Ровно пять лет назад "Коммерсантъ-Daily" сообщал о том, что представители московского театрального бомонда резко разошлись во мнениях относительно показанного в те дни на Первом международном театральном фестивале имени Чехова спектакля "Вишневый сад" берлинского театра Schaubuehne в постановке Петера Штайна. Знаменитый немецкий режиссер был в те годы любимцем всех российских театральных деятелей.
Самые эмоциональные сокрушались тогда наподобие гоголевского городничего: "Ну что было в этом немецком педанте-начетчике похожего на гения?" — и так далее... Сам Штайн, понятно, тут был ни при чем, и спектакль его был замечательный. (Многие из тех, кто тогда кривил губы, сейчас при воспоминании о штайновском "Вишневом саде" причмокивают от удовольствия и цитируют запомнившиеся мизансцены, а сама постановка до сих пор колесит по Европе и в этом году имела шумный успех на Эдинбургском фестивале.) Сказались вечные крайности отечественного характера и неписаный закон: Москва дважды не удивляется. За два года до этого, увидев "Три сестры", российская столица влюбилась в свалившегося на ее голову берлинского мэтра, как невинная барышня, — с первого взгляда и без остатка. Видеокассеты с его спектаклями стали объектом охоты. Его слова о Чехове и русской душе без устали цитировали.

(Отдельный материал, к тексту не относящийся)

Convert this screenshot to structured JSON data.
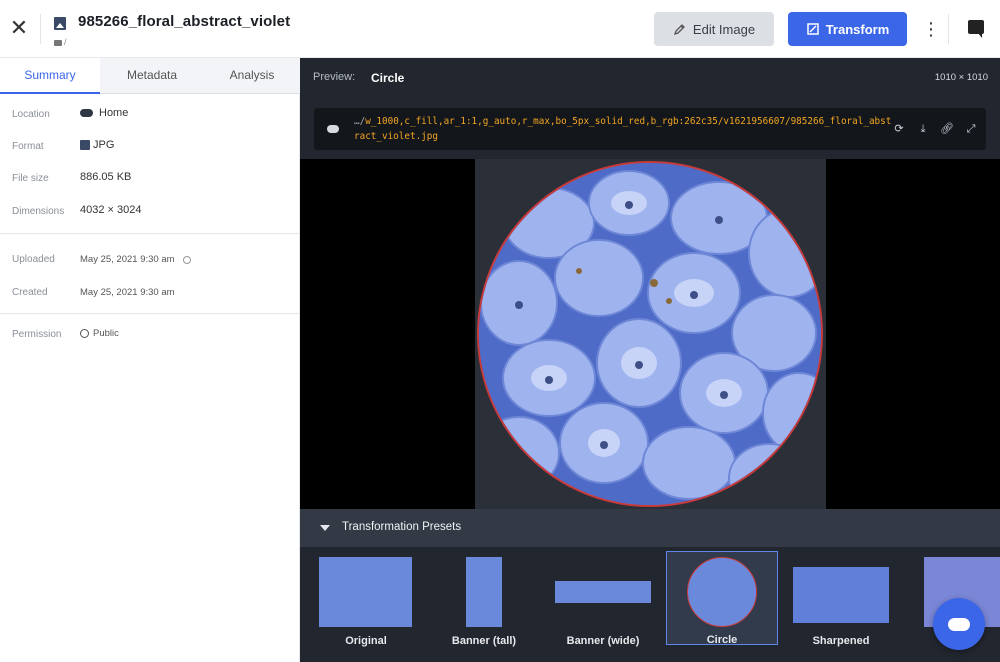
{
  "header": {
    "title": "985266_floral_abstract_violet",
    "folder_path": "/",
    "edit_label": "Edit Image",
    "transform_label": "Transform"
  },
  "tabs": [
    {
      "label": "Summary"
    },
    {
      "label": "Metadata"
    },
    {
      "label": "Analysis"
    }
  ],
  "summary": {
    "location_label": "Location",
    "location_value": "Home",
    "format_label": "Format",
    "format_value": "JPG",
    "filesize_label": "File size",
    "filesize_value": "886.05 KB",
    "dimensions_label": "Dimensions",
    "dimensions_value": "4032 × 3024",
    "uploaded_label": "Uploaded",
    "uploaded_value": "May 25, 2021 9:30 am",
    "created_label": "Created",
    "created_value": "May 25, 2021 9:30 am",
    "permission_label": "Permission",
    "permission_value": "Public"
  },
  "preview": {
    "label": "Preview:",
    "name": "Circle",
    "dimensions": "1010 × 1010",
    "url_prefix": "…/",
    "url": "w_1000,c_fill,ar_1:1,g_auto,r_max,bo_5px_solid_red,b_rgb:262c35/v1621956607/985266_floral_abstract_violet.jpg"
  },
  "presets": {
    "title": "Transformation Presets",
    "items": [
      {
        "label": "Original"
      },
      {
        "label": "Banner (tall)"
      },
      {
        "label": "Banner (wide)"
      },
      {
        "label": "Circle"
      },
      {
        "label": "Sharpened"
      }
    ]
  },
  "colors": {
    "accent": "#3b66e8",
    "border_red": "#c83a3a",
    "dark_panel": "#22262e",
    "url_orange": "#f3a623"
  },
  "icons": [
    "close-icon",
    "image-file-icon",
    "folder-icon",
    "edit-icon",
    "transform-icon",
    "more-vertical-icon",
    "comment-icon",
    "cloud-icon",
    "globe-icon",
    "info-icon",
    "refresh-icon",
    "download-icon",
    "link-icon",
    "expand-icon",
    "upload-cloud-icon",
    "caret-down-icon"
  ]
}
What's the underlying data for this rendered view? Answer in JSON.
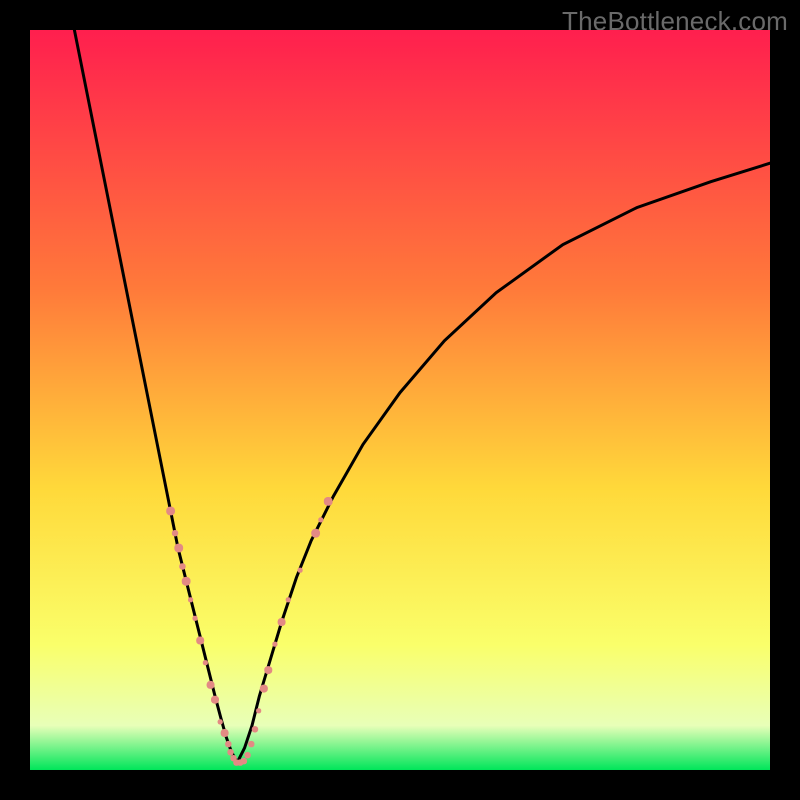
{
  "watermark": "TheBottleneck.com",
  "colors": {
    "frame": "#000000",
    "grad_top": "#ff1f4e",
    "grad_mid1": "#ff7a3a",
    "grad_mid2": "#ffd93a",
    "grad_mid3": "#faff6a",
    "grad_low": "#e8ffb8",
    "grad_bottom": "#00e65a",
    "curve": "#000000",
    "marker_fill": "#e38a84",
    "marker_stroke": "#d87771"
  },
  "chart_data": {
    "type": "line",
    "title": "",
    "xlabel": "",
    "ylabel": "",
    "xlim": [
      0,
      100
    ],
    "ylim": [
      0,
      100
    ],
    "series": [
      {
        "name": "bottleneck-curve-left",
        "x": [
          6,
          8,
          10,
          12,
          14,
          16,
          18,
          19,
          20,
          21,
          22,
          23,
          24,
          25,
          25.8,
          26.5,
          27.2,
          28
        ],
        "y": [
          100,
          90,
          80,
          70,
          60,
          50,
          40,
          35,
          30,
          26,
          22,
          18,
          14,
          10,
          7,
          4.5,
          2.5,
          1
        ]
      },
      {
        "name": "bottleneck-curve-right",
        "x": [
          28,
          29,
          30,
          31,
          32.5,
          34,
          36,
          38,
          41,
          45,
          50,
          56,
          63,
          72,
          82,
          92,
          100
        ],
        "y": [
          1,
          3,
          6,
          10,
          15,
          20,
          26,
          31,
          37,
          44,
          51,
          58,
          64.5,
          71,
          76,
          79.5,
          82
        ]
      }
    ],
    "markers": [
      {
        "x": 19.0,
        "y": 35.0,
        "r": 2.2
      },
      {
        "x": 19.6,
        "y": 32.0,
        "r": 1.6
      },
      {
        "x": 20.1,
        "y": 30.0,
        "r": 2.2
      },
      {
        "x": 20.6,
        "y": 27.5,
        "r": 1.6
      },
      {
        "x": 21.1,
        "y": 25.5,
        "r": 2.2
      },
      {
        "x": 21.7,
        "y": 23.0,
        "r": 1.3
      },
      {
        "x": 22.3,
        "y": 20.5,
        "r": 1.3
      },
      {
        "x": 23.0,
        "y": 17.5,
        "r": 2.0
      },
      {
        "x": 23.7,
        "y": 14.5,
        "r": 1.3
      },
      {
        "x": 24.4,
        "y": 11.5,
        "r": 2.0
      },
      {
        "x": 25.0,
        "y": 9.5,
        "r": 2.0
      },
      {
        "x": 25.7,
        "y": 6.5,
        "r": 1.3
      },
      {
        "x": 26.3,
        "y": 5.0,
        "r": 2.0
      },
      {
        "x": 26.8,
        "y": 3.5,
        "r": 1.6
      },
      {
        "x": 27.1,
        "y": 2.4,
        "r": 1.6
      },
      {
        "x": 27.5,
        "y": 1.6,
        "r": 1.6
      },
      {
        "x": 27.9,
        "y": 1.0,
        "r": 1.6
      },
      {
        "x": 28.4,
        "y": 1.0,
        "r": 1.6
      },
      {
        "x": 28.9,
        "y": 1.2,
        "r": 1.6
      },
      {
        "x": 29.4,
        "y": 2.0,
        "r": 1.6
      },
      {
        "x": 29.9,
        "y": 3.5,
        "r": 1.6
      },
      {
        "x": 30.4,
        "y": 5.5,
        "r": 1.6
      },
      {
        "x": 30.9,
        "y": 8.0,
        "r": 1.3
      },
      {
        "x": 31.6,
        "y": 11.0,
        "r": 2.0
      },
      {
        "x": 32.2,
        "y": 13.5,
        "r": 2.0
      },
      {
        "x": 33.1,
        "y": 17.0,
        "r": 1.3
      },
      {
        "x": 34.0,
        "y": 20.0,
        "r": 2.0
      },
      {
        "x": 34.9,
        "y": 23.0,
        "r": 1.3
      },
      {
        "x": 36.5,
        "y": 27.0,
        "r": 1.3
      },
      {
        "x": 38.6,
        "y": 32.0,
        "r": 2.2
      },
      {
        "x": 39.3,
        "y": 33.8,
        "r": 1.3
      },
      {
        "x": 40.3,
        "y": 36.3,
        "r": 2.2
      }
    ]
  }
}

Абитуриенты театроведческого факультета ГИТИСа в начале 90-х твердо знали, что на вступительном коллоквиуме на вопрос: "Кто ваш любимый режиссер?" — нужно без запинки отвечать: "Петер Штайн".
Неумеренные обожатели зачислили его чуть ли не в единственные продолжатели дела Станиславского. Сам Штайн по этому поводу недоумевал, и вполне обоснованно: на родине он уже лет двадцать пять считался бунтарем-радикалом, одним из самых ярких театральных шестидесятников. В том, что он не вечно будет ласкать русские уши звуками лопнувших струн, Штайн убедил Москву уже через год, когда выпустил на сцену Театра Армии восьмичасовую эсхиловскую "Орестею". В день, когда он прилетел в Россию,танки лупили по Белому дому. Режиссеру прямо в Шереметьеве предложили лететь обратно, но он мужественно отправился в театр, по пути объясняя насмерть перепуганным журналистам, что как раз и собирался ставить спектакль о переходе общества от деспотии к демократии. "Орестея" тоже расколола "общественность" и тоже имела и имеет в мире устойчивый успех.
Петер Штайн оказался не совсем тем, за кого его поначалу приняли. Но зато он оказался верным другом. Ему больше не задают вопросов, чем отличается средний русский актер от немецкого и правда ли, что Чехов — самый великий-превеликий. И никто особенно не удивляется теперь, встретив его в московских театрах. Несколько дней назад он опять побывал в Москве. Выбирал актеров для новой совместной работы: в будущем году он поставит у нас "Гамлета" с Евгением Мироновым в главной роли.
Правда, теперь он, к счастью, приедет в Россию не как пророк, не как объект всеобщего поклонения, не как не оправдавший надежд отличник и не как надоевший гость. Эти круги нашей жестокой любви он благополучно миновал. Теперь у нас будет работать просто знаменитый европейский режиссер.